Data centers are one of the areas in China’s “new infrastructure” plan. Instead of building more bridges and roads, this new public-investment initiative is supposed to give a structural upgrade to the economy while boosting short-term growth. Other areas include 5G, artificial intelligence and electric-vehicle charging stations.

Many big Chinese companies have heeded the clarion call: Tencent and Alibaba have announced plans to invest tens of billions of dollars in cloud computing and cybersecurity infrastructure. That has sparked a rally in data-center stocks which count those technology giants as customers. Shares of Nasdaq-listed GDS Holdings have surged 66% this year, while those of its smaller rival 21Vianet Group have nearly quadrupled.

A China Telecom cloud-computing research park in China's Inner Mongolia.

Photo: Deng Hua/Zuma Press

The Covid-19 pandemic has driven many activities onto the cloud, which has raised demand for data centers. Beijing’s policy push will also bring benefits. Banks will likely lend money at more favorable rates, a big boon for asset-heavy industries such as running data centers. Higher share prices also make raising money easier: Both GDS and 21Vianet tapped the market last month.

And local governments will likely follow Beijing’s lead and roll out additional incentives. The biggest cities, for example, impose quotas on the power data centers can consume. Relaxing such quotas would make it easier for data-center operators to expand closer to customers, especially for uses where speed is crucial. A recent power-quota allocation for 12 data-center projects in Shanghai is higher than originally planned, according to Goldman Sachs.

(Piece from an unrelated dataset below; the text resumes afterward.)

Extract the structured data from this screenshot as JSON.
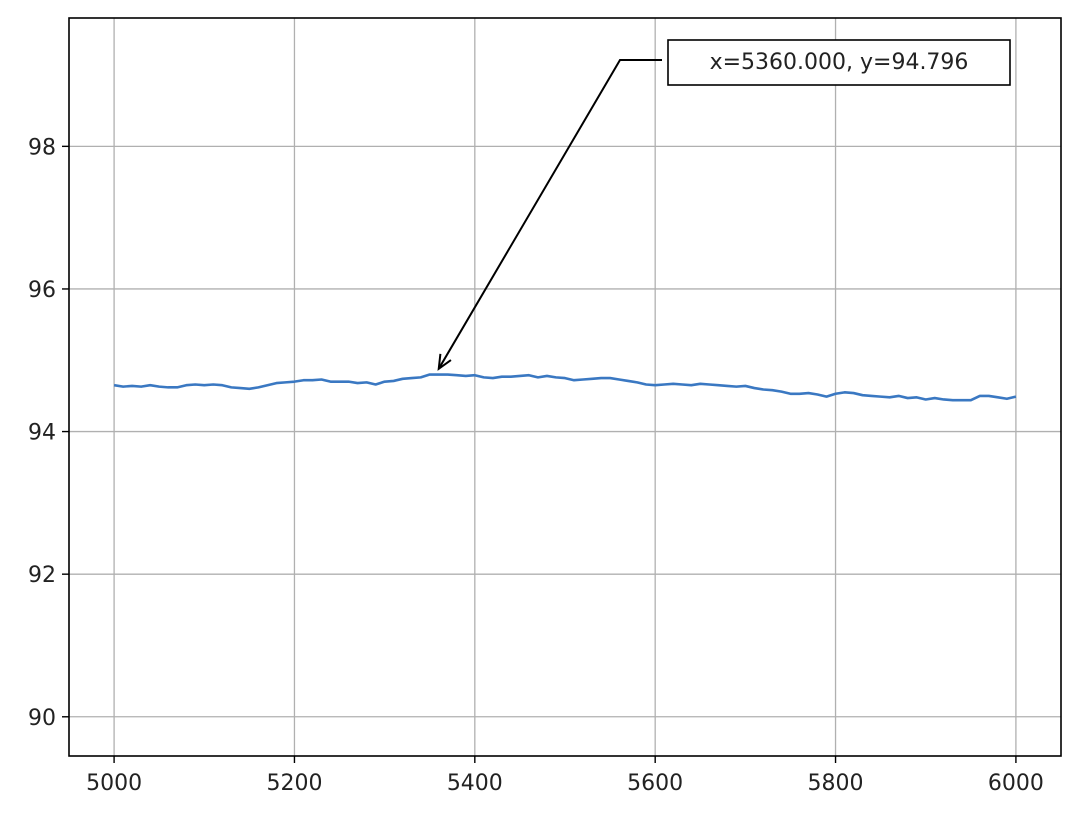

But the push to build more data centers will also likely end up tempting new entrants, potentially creating excess supply. That would drive down prices in low-end segments such as data storage, in which proximity to end users isn’t that important.

After the epic rally this year, valuations of such companies have become stretched. GDS, for example, is still unprofitable with an enterprise value equal to 30 times next year’s earnings before interest, taxes, depreciation and amortization, according to S&P Global Market Intelligence.

The coronavirus downturn certainly has a silver lining for Chinese data-center operators. But some of those shares are likely to fall back to earth, particularly if a rush of new competitors emerges to push down margins, as is often the result of Beijing-backed industrial policies.